To call life a brief journey is a common thing. Sauda created in it a new aspect:

hastii se ((adam tak nafas-e chand kii raah hai
dunyaa se gu;zarnaa safar aisaa hai kahaa;N kaa

{from existence to nonexistence is a road of a few breaths
to pass on from the world is hardly a journey at all]

The new idea in the verse is that even death is said to be 'passing beyond the world'. Sauda's verse is on an intellectual level, and more than the human condition it illumines a meditative distance. By contrast, Mir's verse is on the human condition-- that the journey of death is an unknown journey, so that every person seems to fear it.

He has called death a journey, a road, and a place. These three images, despite their being diverse, on the idiomatic level are joined together; thus it's very effective.

By including himself too among the new travelers, he has protected the verse from a didactic or authoritative style.

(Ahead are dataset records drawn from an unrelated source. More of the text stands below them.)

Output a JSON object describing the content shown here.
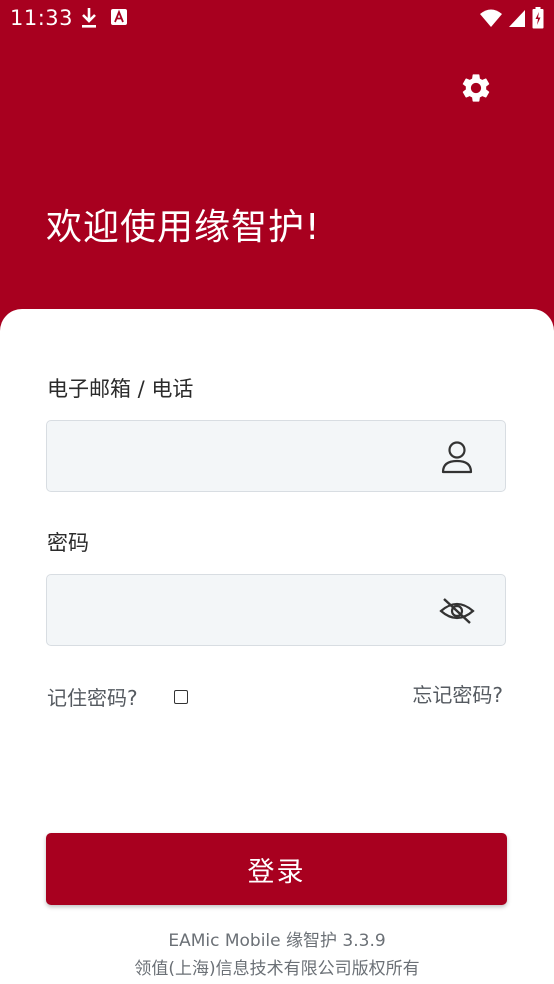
{
  "status_bar": {
    "time": "11:33",
    "left_icons": [
      "download-icon",
      "app-notification-icon"
    ],
    "right_icons": [
      "wifi-icon",
      "signal-icon",
      "battery-charging-icon"
    ]
  },
  "header": {
    "settings_icon": "gear-icon",
    "welcome_text": "欢迎使用缘智护!"
  },
  "form": {
    "account_label": "电子邮箱 / 电话",
    "account_value": "",
    "account_icon": "user-icon",
    "password_label": "密码",
    "password_value": "",
    "password_icon": "eye-off-icon",
    "remember_label": "记住密码?",
    "remember_checked": false,
    "forgot_label": "忘记密码?",
    "login_label": "登录"
  },
  "footer": {
    "version": "EAMic Mobile 缘智护 3.3.9",
    "copyright": "领值(上海)信息技术有限公司版权所有"
  },
  "colors": {
    "brand": "#a8001f",
    "input_bg": "#f3f6f8",
    "text_muted": "#6b7076"
  }
}
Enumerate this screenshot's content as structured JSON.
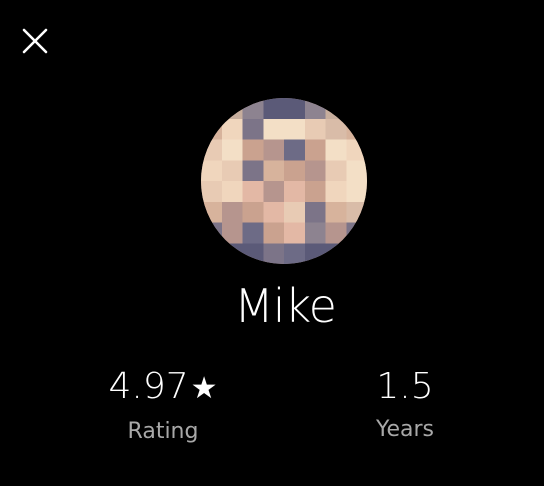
{
  "close": {
    "icon": "close-icon"
  },
  "profile": {
    "name": "Mike",
    "avatar": "avatar-image-pixelated"
  },
  "stats": {
    "rating": {
      "value": "4.97",
      "star": "★",
      "label": "Rating"
    },
    "years": {
      "value": "1.5",
      "label": "Years"
    }
  },
  "colors": {
    "background": "#000000",
    "text_primary": "#ffffff",
    "text_secondary": "#a8a8a8"
  }
}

Otherwise in such verses, instead of the events of experience, elements of lesson-giving and admonition often come to the fore, and the verse falls from the level of eloquence [balaa;Gat]. In its present form, the verse is in every way accomplished, and an accomplishment.

[See also {1450,7}; {1577,1}.]

FWP:

SETS
MOTIFS == LIFE/DEATH
NAMES
TERMS

SRF feels that Mir has, commendably, included himself among the group of 'new travelers'. Until I saw his commentary, that reading had never occurred to me. Since there's no particular reason for 'Mir', if speaking to himself, to address himself respectfully, to me it seems that the obvious first reading is to take the address of 'Mir ji' to be that of a junior person approaching a senior one. Or rather, a group of junior people-- new lovers who are just beginning to realize the deadly path they have chosen, and are hoping for a few helpful words from a battle-scarred veteran.

Are these novices seeking sympathy, encouragement, advice? Are they asking 'Mir ji' to be a kind of Sufi guide on the mystical path? In any case, their astonishment and trepidation have led them to beg for help in understanding the path of passion-- romantic, mystical, crazy, but always doomed-- that they have only recently chosen.

The 'Mir ji' has one further excellent benefit to offer: it permits the elegant juxtaposition of jii marnaa , which causes us to recognize jii as also the root of jiinaa , 'to live'.

Note for meter fans: The spelling jaagah is a permissible variant form of jagah , for metrical situations like this one.